Александр Герцен - Былое и думы. Части 1–5
В Англии артистический период заменен пароксизмом милых оригинальностей и эксцентрических любезностей, то есть безумных проделок, нелепых трат, тяжелых шалостей, увесистого, но тщательно скрытого разврата, бесплодных поездок в Калабрию или Квито, на юг, на север — по дороге лошади, собаки, скачки, глупые обеды, а тут и жена с неимоверным количеством румяных и дебелых baby[110], обороты, «Times», парламент и придавливающий к земле ольдпорт[111].
Делали шалости и мы, пировали и мы, но основной тон был не тот, диапазон был слишком поднят. Шалость, разгул не становились целью. Цель была вера в призвание; положимте, что мы ошибались, но, фактически веруя, мы уважали в себе и друг в друге орудия общего дела.
И в чем же состояли наши пиры и оргии? Вдруг приходит в голову, что через два дня — 6 декабря: Николин день. Обилие Николаев страшное: Николай Огарев, Николай Сатин, Николай Кетчер, Николай Сазонов…
— Господа, кто празднует именины?
— Я! Я!
— А я на другой день.
— Это все вздор, что такое на другой день? Общий праздник, складку!

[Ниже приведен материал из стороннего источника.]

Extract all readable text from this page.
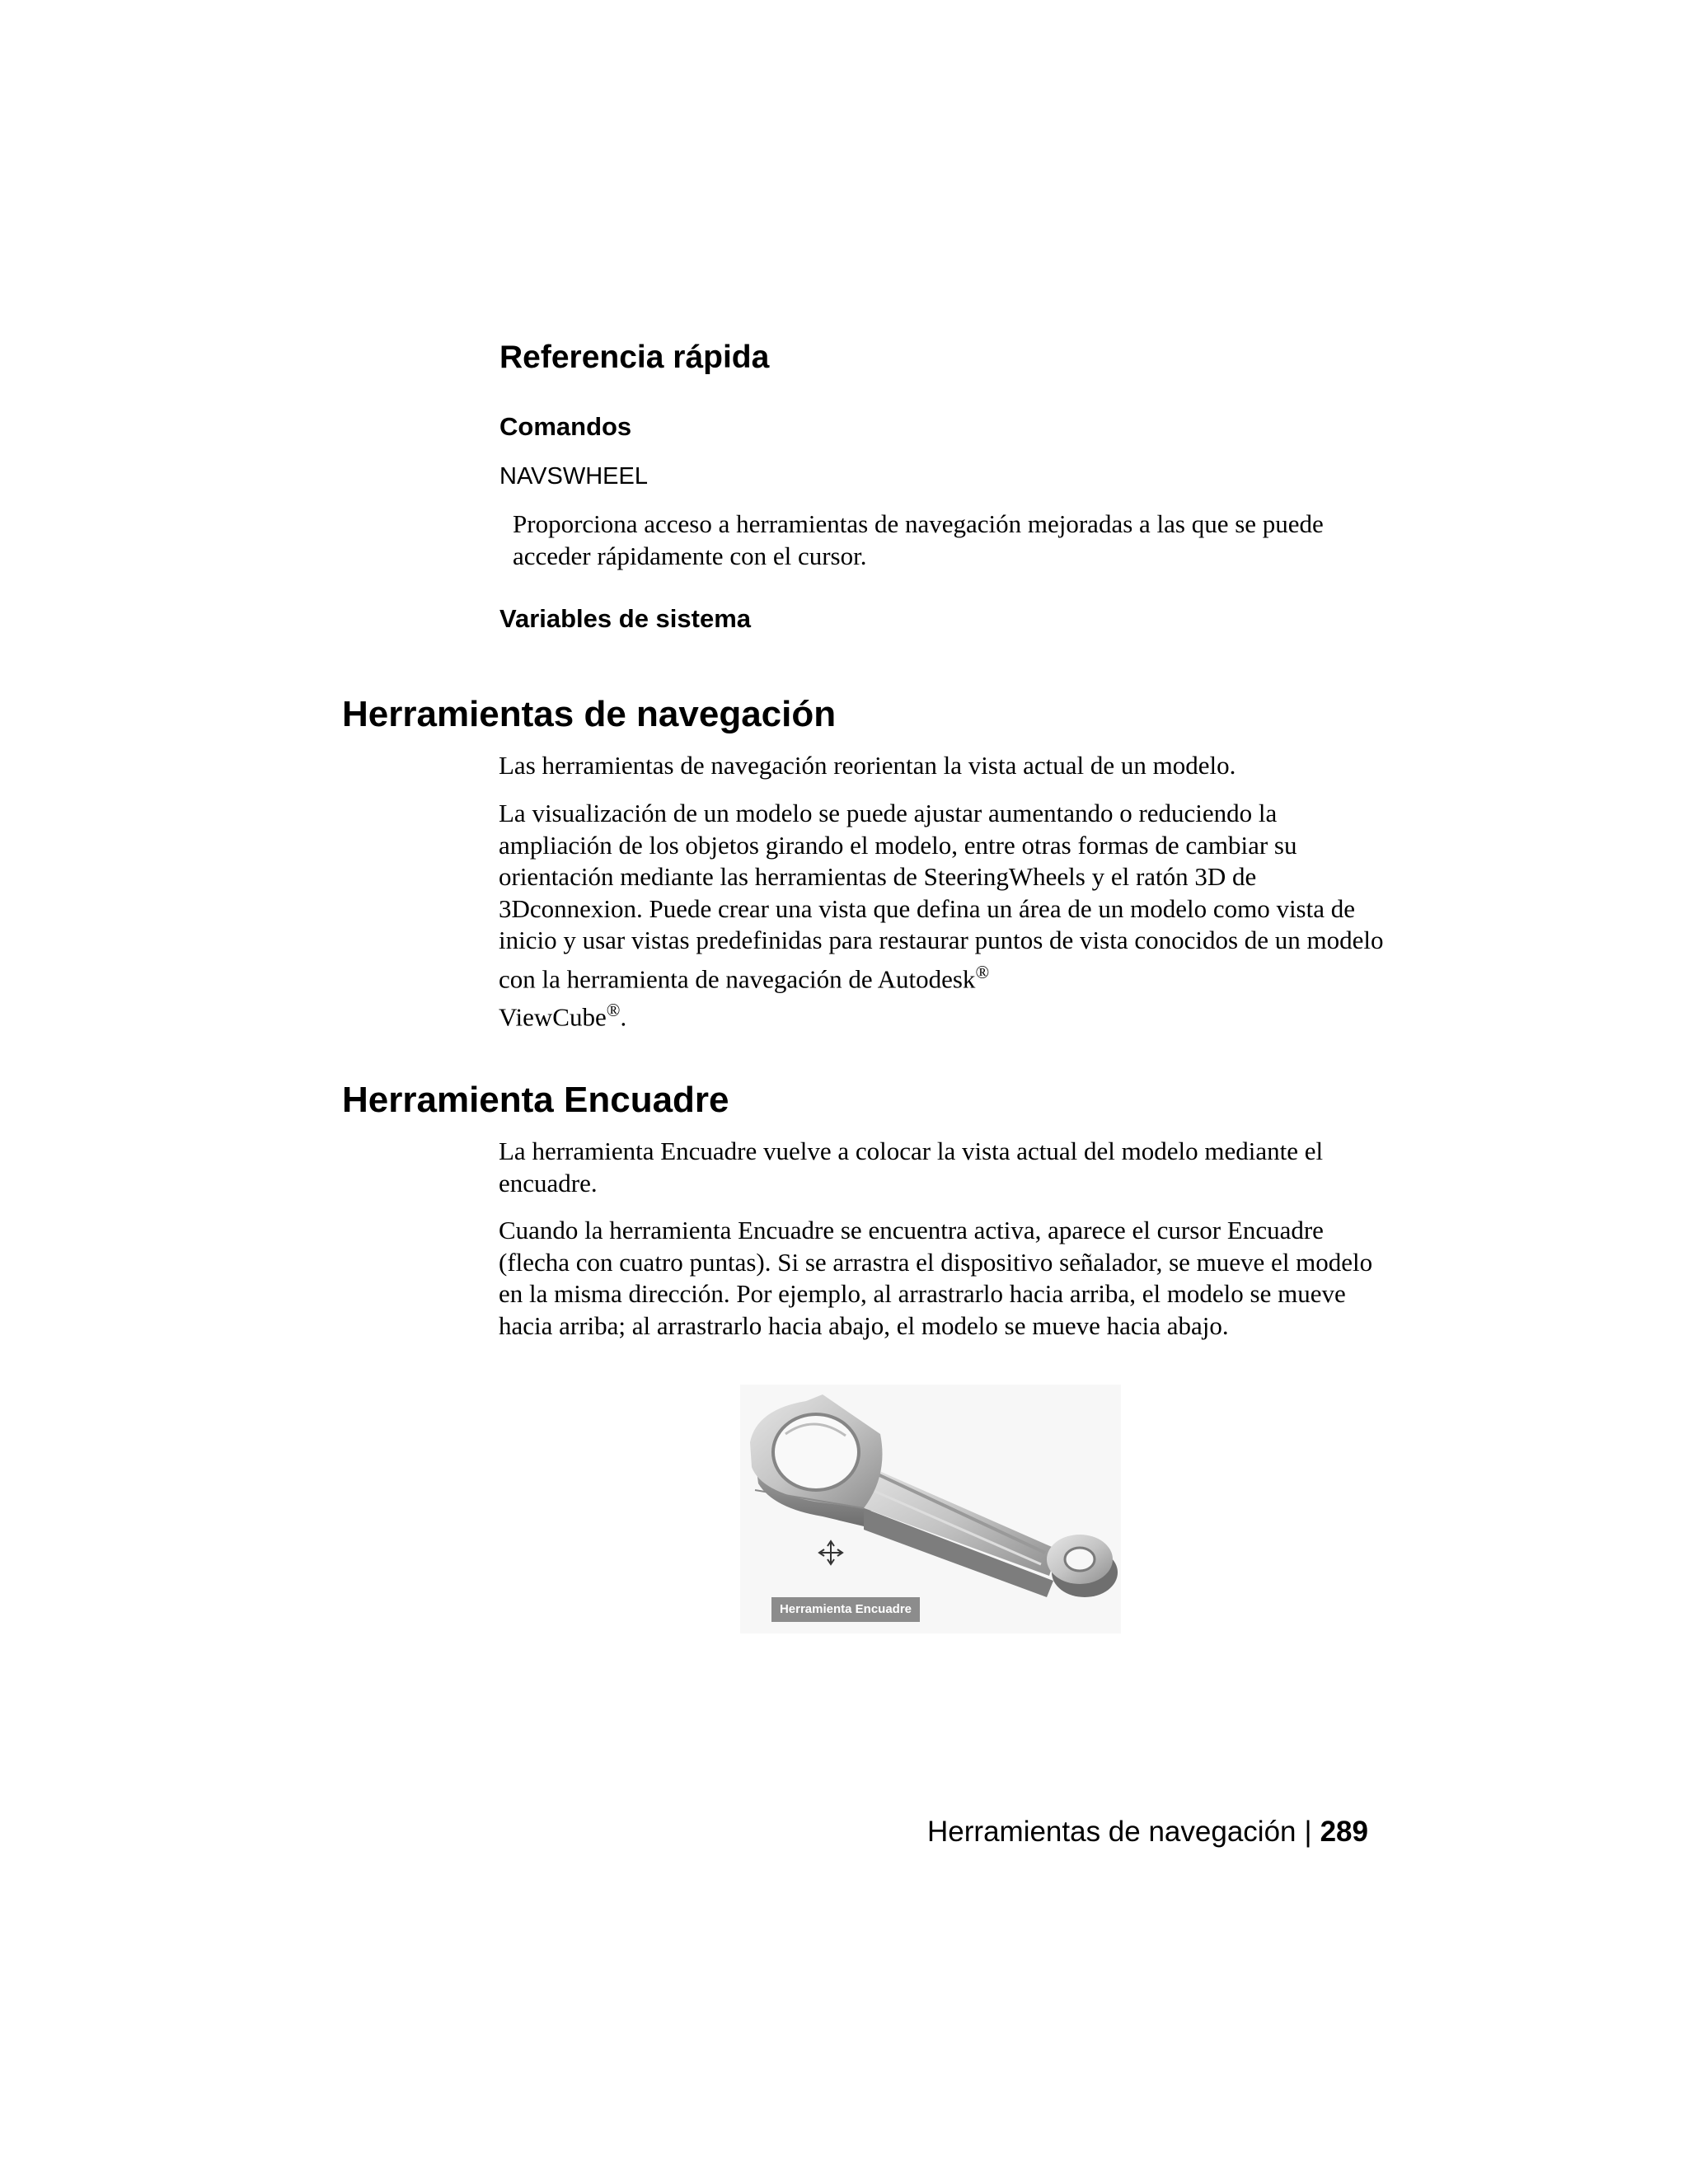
Referencia rápida
Comandos
NAVSWHEEL

Proporciona acceso a herramientas de navegación mejoradas a las que se puede acceder rápidamente con el cursor.

Variables de sistema
Herramientas de navegación

Las herramientas de navegación reorientan la vista actual de un modelo.

La visualización de un modelo se puede ajustar aumentando o reduciendo la ampliación de los objetos girando el modelo, entre otras formas de cambiar su orientación mediante las herramientas de SteeringWheels y el ratón 3D de 3Dconnexion. Puede crear una vista que defina un área de un modelo como vista de inicio y usar vistas predefinidas para restaurar puntos de vista conocidos de un modelo con la herramienta de navegación de Autodesk®
ViewCube®.

Herramienta Encuadre

La herramienta Encuadre vuelve a colocar la vista actual del modelo mediante el encuadre.

Cuando la herramienta Encuadre se encuentra activa, aparece el cursor Encuadre (flecha con cuatro puntas). Si se arrastra el dispositivo señalador, se mueve el modelo en la misma dirección. Por ejemplo, al arrastrarlo hacia arriba, el modelo se mueve hacia arriba; al arrastrarlo hacia abajo, el modelo se mueve hacia abajo.

Herramienta Encuadre
Herramientas de navegación | 289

Зато каков будет и пир!
— Да, да, у кого же собираться?
— Сатин болен, ясно, что у него.
И вот делаются сметы, проекты, это занимает невероятно будущих гостей и хозяев. Один Николай едет к «Яру» заказывать ужин, другой — к Матерну за сыром и салами. Вино, разумеется, берется на Петровке у Депре, на книжке которого Огарев написал эпиграф:
De près ou de loin,Mais je fournis toujours[112].
Наш неопытный вкус еще далее шампанского не шел и был до того молод, что мы как-то изменили и шампанскому в пользу Rivesaltes mousseux [113]. В Париже я на карте у ресторана увидел это имя, вспомнил 1833 год и потребовал бутылку. Но, увы, даже воспоминания не помогли мне выпить больше одного бокала.
До праздника вина пробуются, оттого надобно еще посылать нарочного, потому что пробы явным образом нравятся.
При этом я не могу не рассказать, что случилось с Соколовским. Он был постоянно без денег и тотчас тратил все, что получал. За год до его ареста он приезжал в Москву и остановился у Сатина. Он как-то удачно продал, помнится, рукопись «Хевери»{155}, и потому решился дать праздник не только нам, но и pour les gros bonnets[114], то есть позвал Полевого, Максимовича и прочих. Накануне он с утра поехал с Полежаевым, который тогда был с своим полком в Москве, делать покупки, накупил чашек и даже самовар, разных ненужных вещей и, наконец, вина и съестных припасов, то есть пастетов, фаршированных индеек и прочего. Вечером мы пришли к Сатину. Соколовский предложил откупорить одну бутылку, затем другую; нас было человек пять, к концу вечера, то есть к началу утра следующего дня, оказалось, что ни вина больше нет, ни денег у Соколовского. Он купил на все, что оставалось от уплаты маленьких долгов.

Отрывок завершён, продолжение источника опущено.